Alternatively, depending on your use case you could paste it into a separate file, say lyric_patch.R and load it into whatever you're using it for with source("lyric_patch.R").

Hope this helps!

patch doesn't appear to work anymore, getting this error

get_lyrics_id(song_id = 904479)

Error in section_artist[is.na(section_artist)] <- artist : 
  replacement has length zero

@mulderc

Change these two lines in the patch above and see what you get. Haven't had time to thoroughly check, but I was able to pull lyrics.

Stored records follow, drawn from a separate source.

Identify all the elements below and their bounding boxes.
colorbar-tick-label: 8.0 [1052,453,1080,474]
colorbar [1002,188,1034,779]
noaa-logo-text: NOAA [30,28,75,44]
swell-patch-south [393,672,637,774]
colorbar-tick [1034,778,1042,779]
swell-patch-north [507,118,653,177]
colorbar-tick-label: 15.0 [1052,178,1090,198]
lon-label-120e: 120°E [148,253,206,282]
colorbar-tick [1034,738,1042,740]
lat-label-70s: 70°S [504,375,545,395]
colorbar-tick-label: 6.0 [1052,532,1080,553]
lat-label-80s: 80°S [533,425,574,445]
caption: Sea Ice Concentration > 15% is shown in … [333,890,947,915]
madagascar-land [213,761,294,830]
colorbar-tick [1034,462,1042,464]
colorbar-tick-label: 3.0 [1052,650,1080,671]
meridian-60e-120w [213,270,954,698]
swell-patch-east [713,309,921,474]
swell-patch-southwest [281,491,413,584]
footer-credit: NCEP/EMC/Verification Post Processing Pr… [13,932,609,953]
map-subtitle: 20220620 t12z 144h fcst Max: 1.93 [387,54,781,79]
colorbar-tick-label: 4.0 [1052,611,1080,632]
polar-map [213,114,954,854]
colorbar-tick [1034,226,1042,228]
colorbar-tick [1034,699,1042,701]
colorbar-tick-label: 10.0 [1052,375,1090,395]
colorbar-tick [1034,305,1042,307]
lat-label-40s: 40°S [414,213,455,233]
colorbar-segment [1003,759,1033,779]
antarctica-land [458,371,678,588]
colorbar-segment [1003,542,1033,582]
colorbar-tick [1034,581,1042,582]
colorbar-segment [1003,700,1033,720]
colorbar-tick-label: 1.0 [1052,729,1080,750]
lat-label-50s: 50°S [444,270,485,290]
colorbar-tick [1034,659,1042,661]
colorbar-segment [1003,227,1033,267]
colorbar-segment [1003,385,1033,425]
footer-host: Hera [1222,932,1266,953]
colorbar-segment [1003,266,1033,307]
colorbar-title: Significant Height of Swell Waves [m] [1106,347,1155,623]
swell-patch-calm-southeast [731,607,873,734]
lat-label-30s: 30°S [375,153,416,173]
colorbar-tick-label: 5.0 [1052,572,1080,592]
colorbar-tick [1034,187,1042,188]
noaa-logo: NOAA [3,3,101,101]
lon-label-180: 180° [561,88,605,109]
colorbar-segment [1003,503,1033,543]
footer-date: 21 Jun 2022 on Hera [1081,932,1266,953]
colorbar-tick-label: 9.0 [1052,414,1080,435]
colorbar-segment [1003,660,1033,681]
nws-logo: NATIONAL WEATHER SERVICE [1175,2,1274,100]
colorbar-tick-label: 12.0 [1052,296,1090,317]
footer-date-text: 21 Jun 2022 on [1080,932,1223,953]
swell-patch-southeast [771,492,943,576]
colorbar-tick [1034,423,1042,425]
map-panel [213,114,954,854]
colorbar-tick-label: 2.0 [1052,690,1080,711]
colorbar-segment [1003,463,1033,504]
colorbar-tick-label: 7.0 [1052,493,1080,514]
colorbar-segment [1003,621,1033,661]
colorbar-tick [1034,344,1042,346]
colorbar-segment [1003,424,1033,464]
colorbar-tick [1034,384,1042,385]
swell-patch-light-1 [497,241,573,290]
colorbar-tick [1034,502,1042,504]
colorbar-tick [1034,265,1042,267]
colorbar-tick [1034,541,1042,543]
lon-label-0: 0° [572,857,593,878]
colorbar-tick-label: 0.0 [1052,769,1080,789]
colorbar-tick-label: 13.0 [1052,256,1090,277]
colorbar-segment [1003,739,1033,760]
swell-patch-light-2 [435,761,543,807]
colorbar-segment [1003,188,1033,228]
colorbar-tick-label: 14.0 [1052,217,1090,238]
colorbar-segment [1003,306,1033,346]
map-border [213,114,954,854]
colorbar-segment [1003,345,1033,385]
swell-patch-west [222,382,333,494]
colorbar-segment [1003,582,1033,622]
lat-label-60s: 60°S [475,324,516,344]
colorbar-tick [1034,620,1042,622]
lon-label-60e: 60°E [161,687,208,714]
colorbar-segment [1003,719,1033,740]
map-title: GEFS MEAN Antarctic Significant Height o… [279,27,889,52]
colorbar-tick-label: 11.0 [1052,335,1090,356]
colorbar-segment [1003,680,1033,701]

song <- session %>% html_nodes(xpath = '//span[contains(@class, "SongHeaderdesktop__")]') %>% html_text(trim = TRUE) artist <- session %>% html_nodes(xpath = '//a[contains(@class, "SongHeaderdesktop__Artist")]') %>% html_text(trim = TRUE)

Changing

SongHeaderVariantdesktop__ -----> SongHeaderdesktop__

closed by #18. thanks everyone! :)

hey guys,

i tried the patch by @MalcolmMashig and the changing of the lines suggested by @morosophist.But it still doesnt work. anyone knows whats up with that :(?

thanks in advance!

This is an old issue but I'm going to post the fix for everyone still struggling with it!
I was facing the same problem as @naddafli and basically you also need to replace this:

artist <- session %>% html_nodes(xpath = '//a[contains(@class, "SongHeaderdesktop__Artist")]') %>% html_text(trim = TRUE)

with this:

artist <- session %>% html_nodes(xpath = '//a[contains(@class, "HeaderArtistAndTracklistdesktop__Artist")]') %>% html_text(trim = TRUE)

Afraid the get_lyrics commands are broken again w.r.t. the artist data - does anyone have a fix? And a way to find out when it will need fixing again? the Genius API pages don't make their changes exactly plain...